Zap Those Zits
Acne isn't just for teenagers. Fifty percent of adult women deal with adult acne at some point or another. Dermatologists are seeing women in their 20s, 30s, 40s and beyond with acne. Find out more about the causes and treatments of this persistent and annoying skin problem.
What's causing your zits
If you often get pimples, figure out their cause. Some acne is preventable. Possible causes of adult acne include stress, cosmetics, bacteria and hormones.
Stress: If you get breakouts before a big meeting or special date, it's probably stress-related acne. Do what you can to eliminate stress.
Cosmetics: Your makeup and skin care products could be causing your acne. Avoid products containing toxic chemicals and other irritants. Mineral makeup, botanical skin care lines and natural cosmetics are all great choices to reduce breakouts.
Bacteria: Acne can be caused by dirt and bacteria. Don't touch your face with dirty hands or objects, and be sure to wash your makeup sponges and brushes regularly.

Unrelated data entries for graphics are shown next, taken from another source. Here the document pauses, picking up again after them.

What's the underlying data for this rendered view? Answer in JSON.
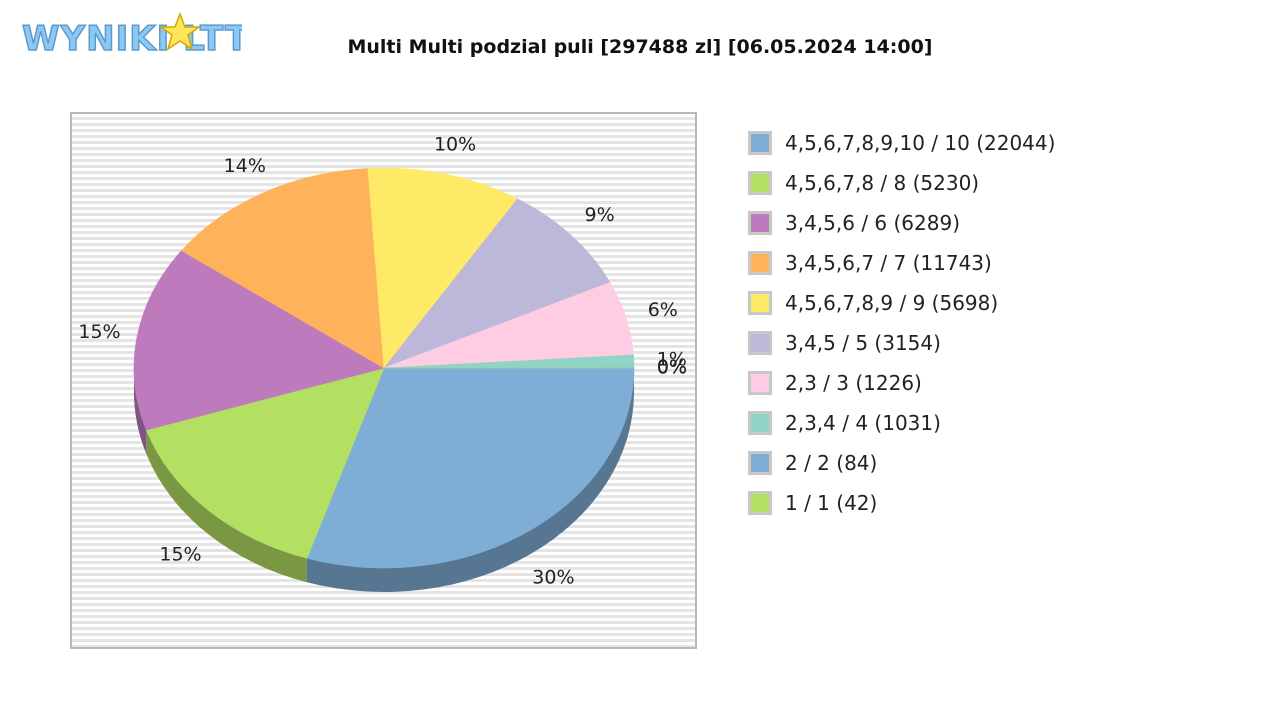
{
  "logo": {
    "text": "WYNIKI LOTTO"
  },
  "chart_data": {
    "type": "pie",
    "title": "Multi Multi podzial puli [297488 zl] [06.05.2024 14:00]",
    "slices": [
      {
        "label": "4,5,6,7,8,9,10 / 10 (22044)",
        "value": 30,
        "display": "30%",
        "color": "#7eaed5"
      },
      {
        "label": "4,5,6,7,8 / 8 (5230)",
        "value": 15,
        "display": "15%",
        "color": "#b3e062"
      },
      {
        "label": "3,4,5,6 / 6 (6289)",
        "value": 15,
        "display": "15%",
        "color": "#bd7bbd"
      },
      {
        "label": "3,4,5,6,7 / 7 (11743)",
        "value": 14,
        "display": "14%",
        "color": "#feb35a"
      },
      {
        "label": "4,5,6,7,8,9 / 9 (5698)",
        "value": 10,
        "display": "10%",
        "color": "#feea67"
      },
      {
        "label": "3,4,5 / 5 (3154)",
        "value": 9,
        "display": "9%",
        "color": "#bdb7d9"
      },
      {
        "label": "2,3 / 3 (1226)",
        "value": 6,
        "display": "6%",
        "color": "#fecce3"
      },
      {
        "label": "2,3,4 / 4 (1031)",
        "value": 1,
        "display": "1%",
        "color": "#90d4c7"
      },
      {
        "label": "2 / 2 (84)",
        "value": 0.03,
        "display": "0%",
        "color": "#7eaed5"
      },
      {
        "label": "1 / 1 (42)",
        "value": 0.01,
        "display": "0%",
        "color": "#b3e062"
      }
    ]
  }
}
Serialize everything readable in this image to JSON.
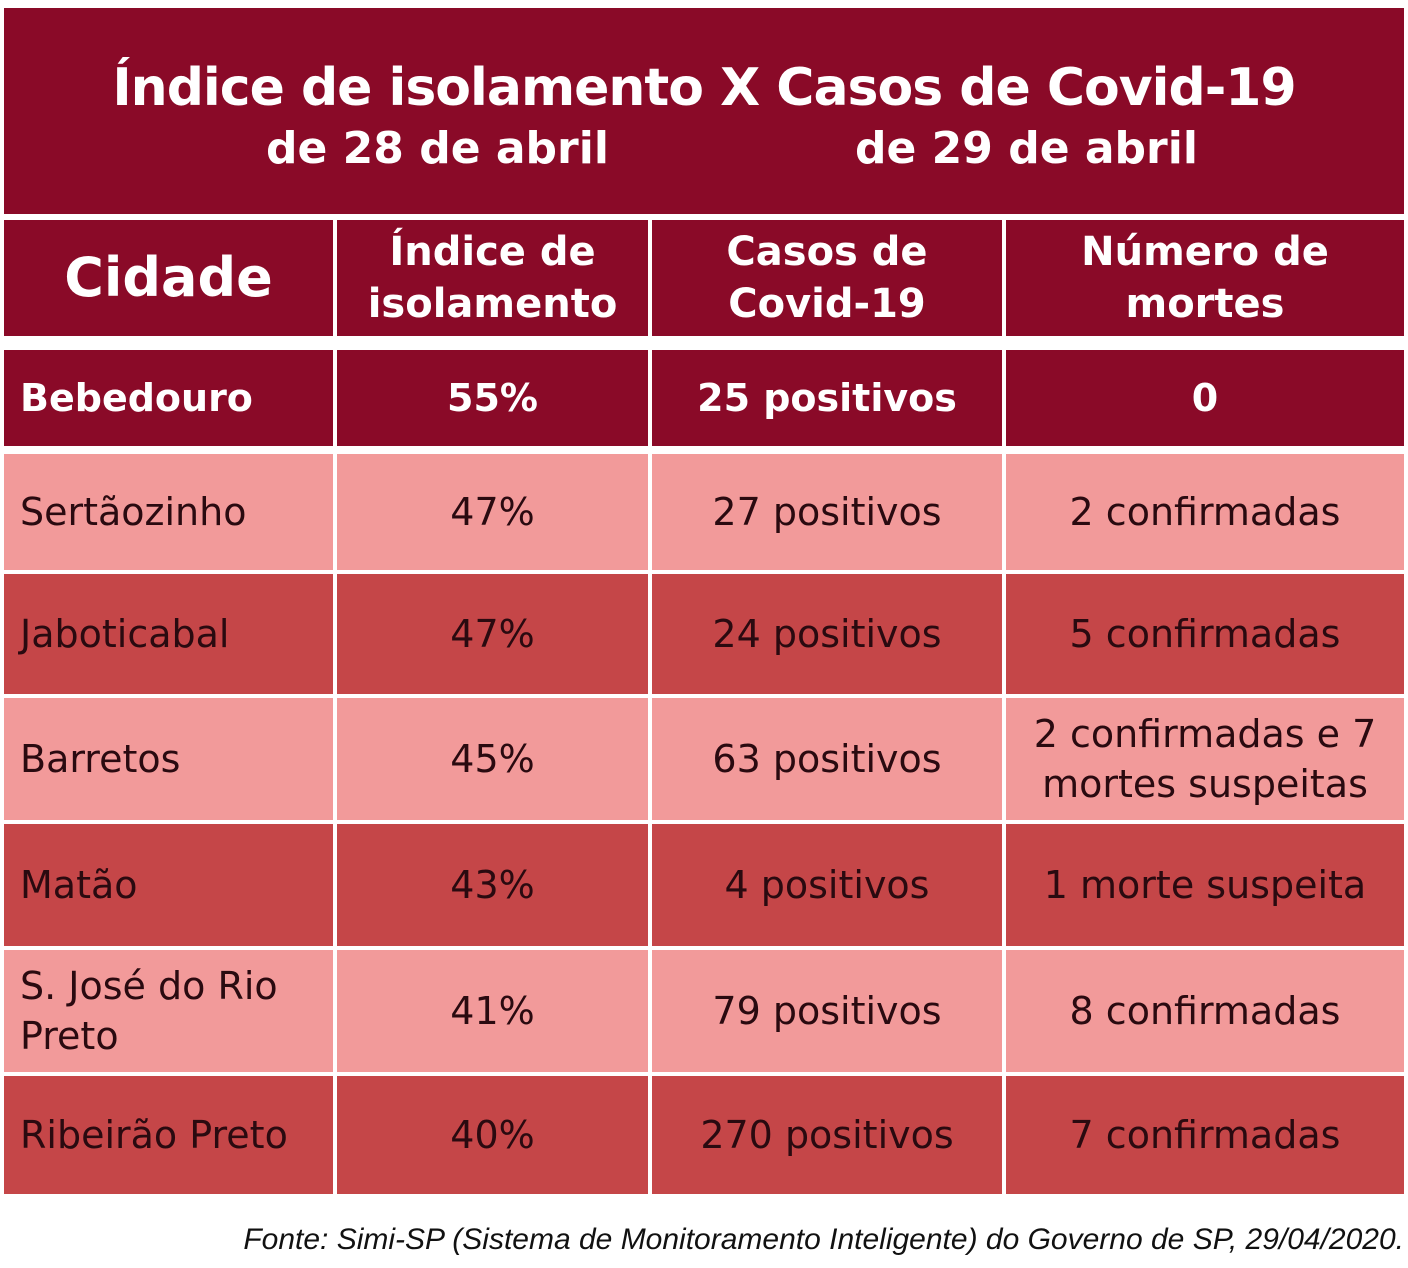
{
  "chart_data": {
    "type": "table",
    "title": "Índice de isolamento X Casos de Covid-19",
    "subtitle_left": "de 28 de abril",
    "subtitle_right": "de 29 de abril",
    "columns": [
      "Cidade",
      "Índice de isolamento",
      "Casos de Covid-19",
      "Número de mortes"
    ],
    "rows": [
      {
        "city": "Bebedouro",
        "isolation": "55%",
        "cases": "25 positivos",
        "deaths": "0",
        "highlight": true
      },
      {
        "city": "Sertãozinho",
        "isolation": "47%",
        "cases": "27 positivos",
        "deaths": "2 confirmadas"
      },
      {
        "city": "Jaboticabal",
        "isolation": "47%",
        "cases": "24 positivos",
        "deaths": "5 confirmadas"
      },
      {
        "city": "Barretos",
        "isolation": "45%",
        "cases": "63 positivos",
        "deaths": "2 confirmadas e 7 mortes suspeitas"
      },
      {
        "city": "Matão",
        "isolation": "43%",
        "cases": "4 positivos",
        "deaths": "1 morte suspeita"
      },
      {
        "city": "S. José do Rio Preto",
        "isolation": "41%",
        "cases": "79 positivos",
        "deaths": "8 confirmadas"
      },
      {
        "city": "Ribeirão Preto",
        "isolation": "40%",
        "cases": "270 positivos",
        "deaths": "7 confirmadas"
      }
    ],
    "colors": {
      "dark": "#8a0a28",
      "light_row": "#f29a9a",
      "medium_row": "#c54648"
    }
  },
  "source": "Fonte: Simi-SP (Sistema de Monitoramento Inteligente) do Governo de SP, 29/04/2020."
}
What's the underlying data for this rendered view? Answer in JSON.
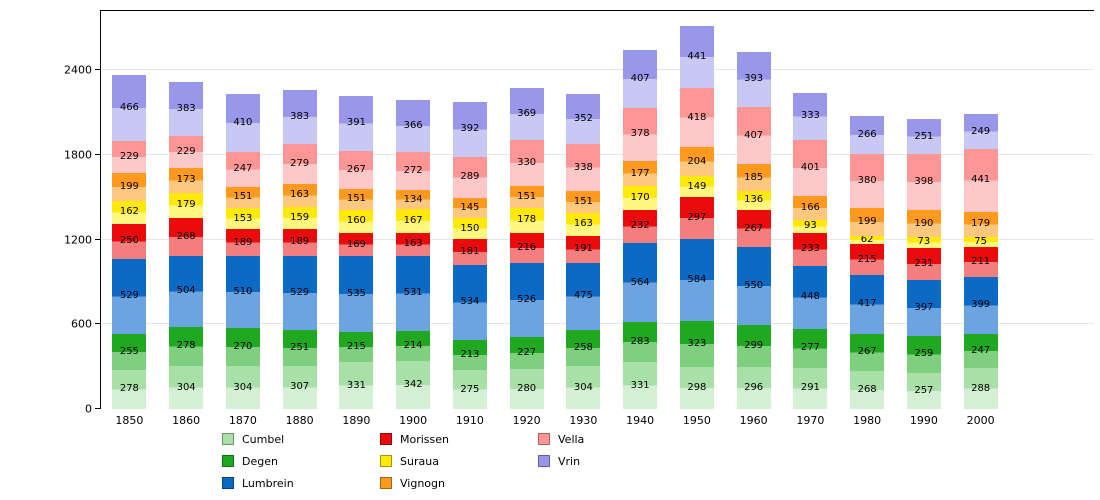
{
  "chart_data": {
    "type": "bar",
    "stacked": true,
    "title": "",
    "xlabel": "",
    "ylabel": "",
    "grid": true,
    "legend_position": "bottom",
    "categories": [
      "1850",
      "1860",
      "1870",
      "1880",
      "1890",
      "1900",
      "1910",
      "1920",
      "1930",
      "1940",
      "1950",
      "1960",
      "1970",
      "1980",
      "1990",
      "2000"
    ],
    "yticks": [
      0,
      600,
      1200,
      1800,
      2400
    ],
    "ylim": [
      0,
      2820
    ],
    "series": [
      {
        "name": "Cumbel",
        "color": "#a8e0a8",
        "color_light": "#d4f0d4",
        "values": [
          278,
          304,
          304,
          307,
          331,
          342,
          275,
          280,
          304,
          331,
          298,
          296,
          291,
          268,
          257,
          288
        ]
      },
      {
        "name": "Degen",
        "color": "#21a821",
        "color_light": "#7ed07e",
        "values": [
          255,
          278,
          270,
          251,
          215,
          214,
          213,
          227,
          258,
          283,
          323,
          299,
          277,
          267,
          259,
          247
        ]
      },
      {
        "name": "Lumbrein",
        "color": "#0b6ac6",
        "color_light": "#6ba4e0",
        "values": [
          529,
          504,
          510,
          529,
          535,
          531,
          534,
          526,
          475,
          564,
          584,
          550,
          448,
          417,
          397,
          399
        ]
      },
      {
        "name": "Morissen",
        "color": "#ea0c0c",
        "color_light": "#f47d7d",
        "values": [
          250,
          268,
          189,
          189,
          169,
          163,
          181,
          216,
          191,
          232,
          297,
          267,
          233,
          215,
          231,
          211
        ]
      },
      {
        "name": "Suraua",
        "color": "#ffe90a",
        "color_light": "#fff77e",
        "values": [
          162,
          179,
          153,
          159,
          160,
          167,
          150,
          178,
          163,
          170,
          149,
          136,
          93,
          62,
          73,
          75
        ]
      },
      {
        "name": "Vignogn",
        "color": "#ff9a1f",
        "color_light": "#ffc87e",
        "values": [
          199,
          173,
          151,
          163,
          151,
          134,
          145,
          151,
          151,
          177,
          204,
          185,
          166,
          199,
          190,
          179
        ]
      },
      {
        "name": "Vella",
        "color": "#fe9696",
        "color_light": "#ffc8c8",
        "values": [
          229,
          229,
          247,
          279,
          267,
          272,
          289,
          330,
          338,
          378,
          418,
          407,
          401,
          380,
          398,
          441
        ]
      },
      {
        "name": "Vrin",
        "color": "#9897ea",
        "color_light": "#c8c8f4",
        "values": [
          466,
          383,
          410,
          383,
          391,
          366,
          392,
          369,
          352,
          407,
          441,
          393,
          333,
          266,
          251,
          249
        ]
      }
    ]
  }
}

Don't ever sleep with your makeup on, no matter how late it is.
Hormones: If your pimples pop up at the same time each month, then your acne may be hormonal. Many woman get premenstrual breakouts, particularly around their mouths. While you can't eliminate your hormones, some women experience fewer zits when they are on birth control pills.
Treatment options for adult acne
Many products are on the market to help treat pimples and stop new ones from forming. Benzoyl peroxide lotions are the most common OTC treatment for teenage acne, and that goes for adult acne as well.
These products can be very drying, so apply the lotion only to affected areas. If you see redness or patches of excessively dry skin, skip a day between treatment rather than applying benzoyl peroxide every day. Proactiv, Oxy and many other store-brand benzoyl peroxide creams are available.
Clearasil products use a combination of sulfur and resorcinol to attack your acne. These products reduce oil, remove dead skin cells and help clear up your pimples quickly. Salicylic acid, contained in some Oxy, Noxzema and other OTC products, has been shown to be effective on both whiteheads and blackheads.
When OTC treatments don't work
If you have persistent acne that isn't responding to treatment at home, consider seeing a dermatologist or esthetician. A dermatologist can prescribe prescription-strength medications to get your acne under control, as well as give injections to get rid of problem pimples fast.
An esthetician is not a medical doctor but can be a tremendous asset in fighting adult acne. Estheticians are skin care therapists who can perform deep-cleansing treatments, recommend products and help you establish a personalized skin care regimen.